Desde su llegada al poder hace poco más de un año, sugirió un cambio de estrategia global, que incluye la posibilidad de legalizar y despenalizar el consumo de algunas sustancias estupefacientes.

Esos cambios, deberían acompañarse de programas más agresivos de educación y de prevención de salud. Además de redoblar los esfuerzos por acorralar al crimen organizado vinculado al tráfico de drogas, que, según Pérez Molina, han convertido Guatemala y Centroamérica en general en un almacén y corredor de cocaína y otras drogas del sur al norte de América.

Pérez Molina reveló que ha pedido a los países participantes en la Asamblea General de la OEA de junio en Antigua, Guatemala, que incluyan un experto en materia de drogas en sus delegaciones para debatir sobre el tema.

Y consideró decisivo el papel que pueda jugar Estados Unidos.

"No son decisiones unilaterales las que se pueden tomar. Deberían de ser decisiones que se tomen en Naciones Unidas para que sean de todo el mundo", relató. "Nosotros sin irnos al otro extremo del prohibicionismo que sería liberalizar el consumo de las drogas, creemos que hay un camino intermedio que es la regulación".

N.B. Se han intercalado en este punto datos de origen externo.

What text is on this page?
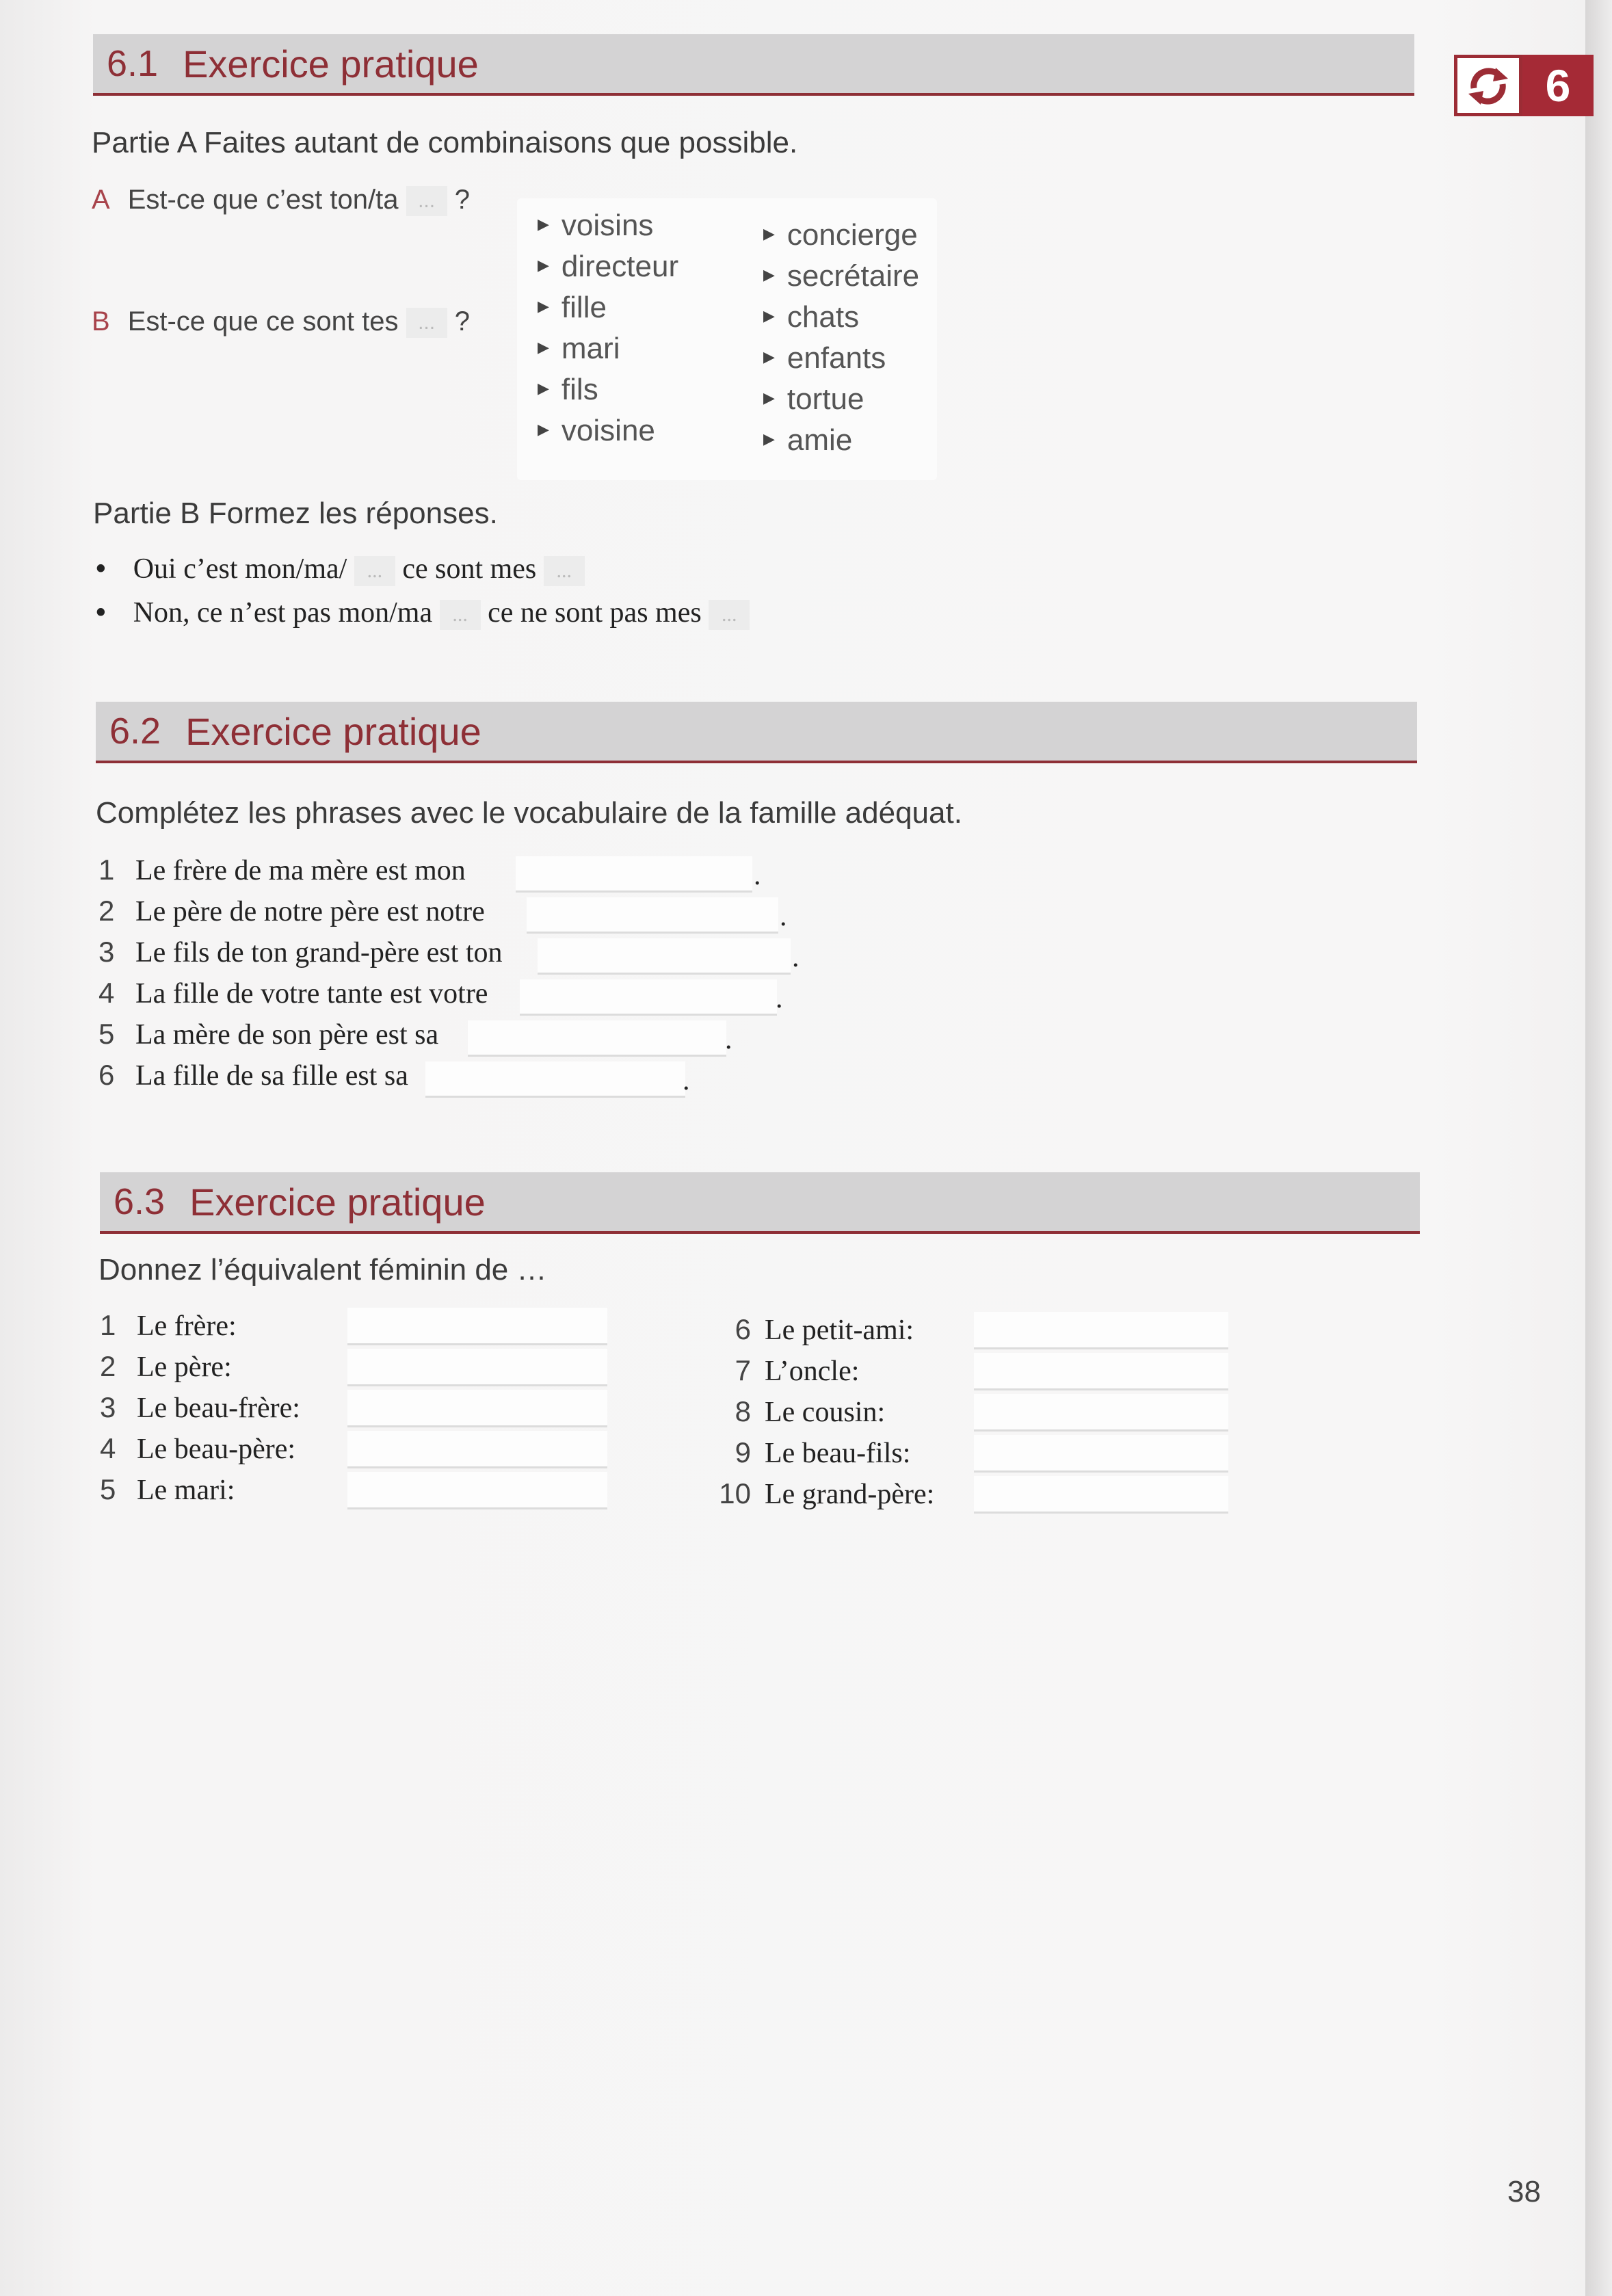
6
6.1 Exercice pratique
Partie A Faites autant de combinaisons que possible.
A Est-ce que c’est ton/ta ... ?
B Est-ce que ce sont tes ... ?
▶ voisins
▶ directeur
▶ fille
▶ mari
▶ fils
▶ voisine
▶ concierge
▶ secrétaire
▶ chats
▶ enfants
▶ tortue
▶ amie
Partie B Formez les réponses.
• Oui c’est mon/ma/ ... ce sont mes ...
• Non, ce n’est pas mon/ma ... ce ne sont pas mes ...
6.2 Exercice pratique
Complétez les phrases avec le vocabulaire de la famille adéquat.
1 Le frère de ma mère est mon	.
2 Le père de notre père est notre	.
3 Le fils de ton grand-père est ton	.
4 La fille de votre tante est votre	.
5 La mère de son père est sa	.
6 La fille de sa fille est sa	.
6.3 Exercice pratique
Donnez l’équivalent féminin de …
1 Le frère:
2 Le père:
3 Le beau-frère:
4 Le beau-père:
5 Le mari:
6 Le petit-ami:
7 L’oncle:
8 Le cousin:
9 Le beau-fils:
10 Le grand-père:
38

El presidente explicó Guatemala y Centroamérica sufren la estela de violencia y corrupción que deja el narcotráfico. En ese sentido, recordó que una de sus prioridades de gobierno es acabar con la violencia que sacude el país, que deja una media de 14 muertos al día según diversos cálculos.

Pérez Molina señaló que en 2012 los homicidios descendieron un 23% en la capital y un 10% a nivel nacional y que espera que en 2013 se siga consolidando ese descenso.

Sobre episodios como las declaraciones de estados de excepción, consideró que en muchas ocasiones no han dado el resultado deseado.

Finalmente, Pérez Molina, un general retirado, también valoró positivamente el juicio por genocidio que se seguirá contra el ex dictador de Guatemala Efraín Ríos Montt en agosto. Aunque el actual presidente siempre ha defendido que no hubo genocidio durante la guerra civil en el país centroamericano.

"Hubo excesos en la guerra, hubo abusos en el enfrentamiento armado interno. No lo vamos a negar. Los que hayan sido responsables de esos abusos tienen que ir a los tribunales y tienen que ser castigados", afirmó.